Que grande poeta, Jesus de Nazaré!
N´Ele, tudo renova-se, na acolhida do avesso das aparências. Pobres, pecadores,
doentes são vistos sem clichês. Jesus enxerga o coração, acolhe a pessoa
mesma. Em sua kênosis, na ausência de qualquer ilusão, deixa claro que somente
o espírito enche as coisas de beleza e não as pretensões onipotentes. Por isso,
ensina que é feliz aquele que, perdendo voz e vez, mantém-se na confiança
amorosa. Aliás, sua cruz redentora salva porque revela que a fraqueza, em Deus,
é forte. De alguma forma, decreta, assim, que todo amor verdadeiro é
impotência, frágil, mas divino porque alimenta-se de céu, único lugar de onde
pode vir o milagre que salva.
Então, companheiro, que poesia habita
seu silêncio? Não deixe morrer a profundidade humana que o alto lhe concedeu.

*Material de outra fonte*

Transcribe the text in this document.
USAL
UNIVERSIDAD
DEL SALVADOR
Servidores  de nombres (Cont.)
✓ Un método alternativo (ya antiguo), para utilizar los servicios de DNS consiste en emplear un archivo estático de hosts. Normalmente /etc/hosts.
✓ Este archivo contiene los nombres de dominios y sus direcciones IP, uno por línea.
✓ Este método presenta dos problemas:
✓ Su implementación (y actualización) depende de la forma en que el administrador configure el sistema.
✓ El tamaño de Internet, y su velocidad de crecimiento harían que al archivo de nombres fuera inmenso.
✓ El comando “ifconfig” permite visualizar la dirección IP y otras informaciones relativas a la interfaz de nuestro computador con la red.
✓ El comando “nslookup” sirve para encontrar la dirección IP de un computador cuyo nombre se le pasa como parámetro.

Mas cuidado porque, depois de grande, é preciso renascer menino. Lembre-se
de que no lago da existência não moram somente certezas, já conhecidas. Há
também o inominável que, quando aceito, faz gerar coisas novas; quando recusado,
causa tormento. E mais, não fuja da dor de si mesmo e nem recuse os sofredores
da história. Caso isso aconteça, o melhor da humanidade despede-se, deixando a
curta existência sem sentido. Afinal, a finitude é casa humana comum na qual
mora Deus, fonte criadora, poesia silenciosa.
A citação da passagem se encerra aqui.